Kirchenpräsident Martin Rutschmann, der neue Pfarrer Tobias Arni und Pfarrwahlkommissions-Präsident Christian Tobler.

(Bild: Werner Lenzin)

Das Wahlgeschäft stand im Zentrum der Versammlung der Evangelischen Kirchgemeinde Märstetten. Im kommenden Sommer wird der jetzige Pfarrer Karl F. Appl pensioniert und deshalb sah sich die Kirchenbehörde veranlasst, die Stelle auszuschreiben. Nach umfassenden Abklärungen und Gesprächen schlug die Pfarrwahlkommission den 55-jährigen Pfarrer Tobias Arni aus Märstetten zur Wahl vor.

Arni wirkte nach dem Lehrerseminar und dem Theologiestudium einige Jahre als Gemeindepfarrer in der evangelische Kirchgemeinde Aadorf-Aawangen und anschliessend in verschiedenen Institutionen. An der Pädagogischen Maturitätsschule Kreuzlingen unterrichtet er Religion und war zuletzt Fachstellenleiter Religionsunterricht für die Evangelische Landeskirche Thurgau.

«Wir haben innerhalb der Pfarrwahlkommission die 19 eingegangenen Bewerbungen sorgfältig überprüft und sind heute überzeugt, in der Person von Tobias Arni den Besten zur Wahl vorzuschlagen»

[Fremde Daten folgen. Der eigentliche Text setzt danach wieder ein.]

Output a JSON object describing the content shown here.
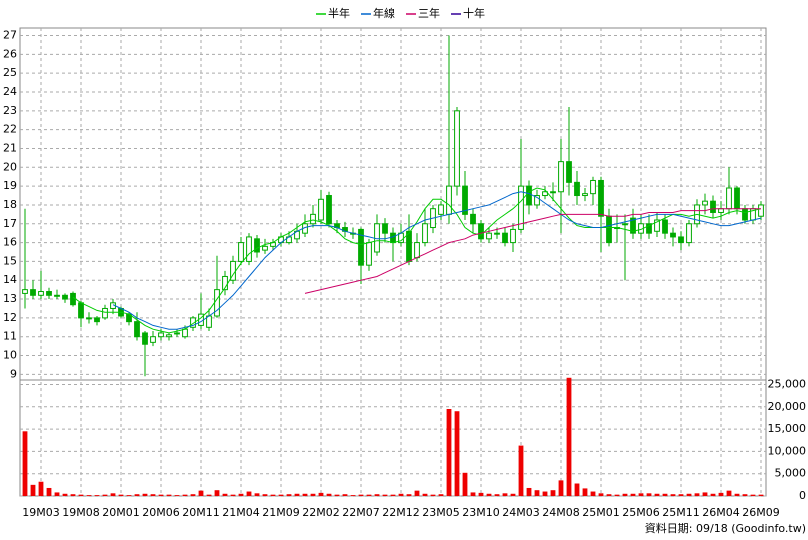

versichert Christian Tobler, Präsident der Pfarrwahlkommission den an der Versammlung anwesenden 79 Kirchbürgerinnen und Kirchbürgern. Diese sind offenbar derselben Meinung wie die Kommission und wählen Arni mit 74 Stimmen zum neuen Pfarrer.

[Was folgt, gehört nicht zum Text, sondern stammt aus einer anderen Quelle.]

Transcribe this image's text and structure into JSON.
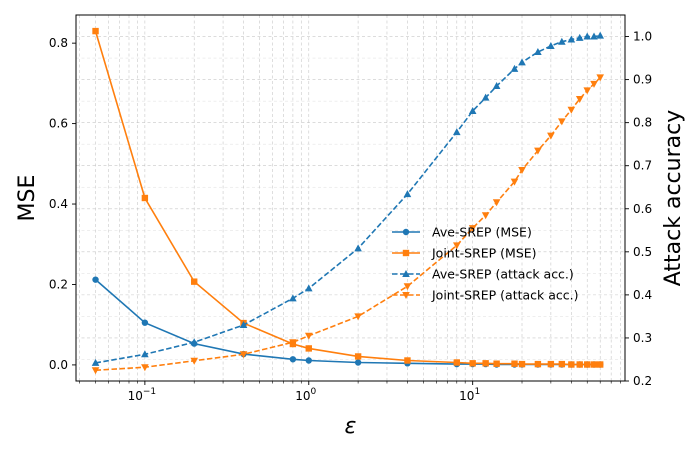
{
  "chart_data": {
    "type": "line",
    "xscale": "log",
    "xlabel": "ε",
    "ylabel_left": "MSE",
    "ylabel_right": "Attack accuracy",
    "xlim": [
      0.038,
      85
    ],
    "ylim_left": [
      -0.04,
      0.87
    ],
    "ylim_right": [
      0.2,
      1.05
    ],
    "grid": true,
    "legend_position": "center-right",
    "x_ticks": [
      {
        "value": 0.1,
        "base": "10",
        "exp": "−1"
      },
      {
        "value": 1,
        "base": "10",
        "exp": "0"
      },
      {
        "value": 10,
        "base": "10",
        "exp": "1"
      }
    ],
    "y_ticks_left": [
      "0.0",
      "0.2",
      "0.4",
      "0.6",
      "0.8"
    ],
    "y_ticks_right": [
      "0.2",
      "0.3",
      "0.4",
      "0.5",
      "0.6",
      "0.7",
      "0.8",
      "0.9",
      "1.0"
    ],
    "series": [
      {
        "name": "Ave-SREP (MSE)",
        "axis": "left",
        "color": "#1f77b4",
        "line": "solid",
        "marker": "circle",
        "x": [
          0.05,
          0.1,
          0.2,
          0.4,
          0.8,
          1,
          2,
          4,
          8,
          10,
          12,
          14,
          18,
          20,
          25,
          30,
          35,
          40,
          45,
          50,
          55,
          60
        ],
        "y": [
          0.212,
          0.105,
          0.053,
          0.027,
          0.014,
          0.011,
          0.006,
          0.004,
          0.002,
          0.002,
          0.002,
          0.001,
          0.001,
          0.001,
          0.001,
          0.001,
          0.001,
          0.001,
          0.001,
          0.001,
          0.001,
          0.001
        ]
      },
      {
        "name": "Joint-SREP (MSE)",
        "axis": "left",
        "color": "#ff7f0e",
        "line": "solid",
        "marker": "square",
        "x": [
          0.05,
          0.1,
          0.2,
          0.4,
          0.8,
          1,
          2,
          4,
          8,
          10,
          12,
          14,
          18,
          20,
          25,
          30,
          35,
          40,
          45,
          50,
          55,
          60
        ],
        "y": [
          0.83,
          0.415,
          0.207,
          0.104,
          0.052,
          0.041,
          0.021,
          0.011,
          0.006,
          0.004,
          0.004,
          0.003,
          0.003,
          0.002,
          0.002,
          0.002,
          0.002,
          0.001,
          0.001,
          0.001,
          0.001,
          0.001
        ]
      },
      {
        "name": "Ave-SREP (attack acc.)",
        "axis": "right",
        "color": "#1f77b4",
        "line": "dashed",
        "marker": "triangle-up",
        "x": [
          0.05,
          0.1,
          0.2,
          0.4,
          0.8,
          1,
          2,
          4,
          8,
          10,
          12,
          14,
          18,
          20,
          25,
          30,
          35,
          40,
          45,
          50,
          55,
          60
        ],
        "y": [
          0.242,
          0.262,
          0.29,
          0.33,
          0.392,
          0.415,
          0.508,
          0.634,
          0.778,
          0.827,
          0.858,
          0.885,
          0.925,
          0.94,
          0.964,
          0.978,
          0.988,
          0.993,
          0.997,
          1.0,
          1.0,
          1.002
        ]
      },
      {
        "name": "Joint-SREP (attack acc.)",
        "axis": "right",
        "color": "#ff7f0e",
        "line": "dashed",
        "marker": "triangle-down",
        "x": [
          0.05,
          0.1,
          0.2,
          0.4,
          0.8,
          1,
          2,
          4,
          8,
          10,
          12,
          14,
          18,
          20,
          25,
          30,
          35,
          40,
          45,
          50,
          55,
          60
        ],
        "y": [
          0.225,
          0.232,
          0.247,
          0.262,
          0.29,
          0.305,
          0.35,
          0.42,
          0.515,
          0.555,
          0.585,
          0.615,
          0.663,
          0.69,
          0.735,
          0.77,
          0.803,
          0.83,
          0.855,
          0.875,
          0.89,
          0.905
        ]
      }
    ]
  }
}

Amtsantritt nach dem Weiterbildungsurlaub

Tobias Arni wird somit der 28. Pfarrer von Evangelisch Märstetten und tritt sein 80-Prozent-Pensum am 1. Februar kommenden Jahres an. Bis dahin wird er noch einen halbjährigen Weiterbildungsurlaub einziehen. Offen ist, wie es mit dem Pfarrhaus weitergehen soll.

Da Arni bereits eine eigene Liegenschaft in Märstetten besitzt, braucht er das Pfarrhaus nicht als Wohnung. Die Kirchgemeinde wird deshalb eine Kommission einsetzen, die sich mit der Weiterverwendung des Pfarrhauses auseinandersetzen.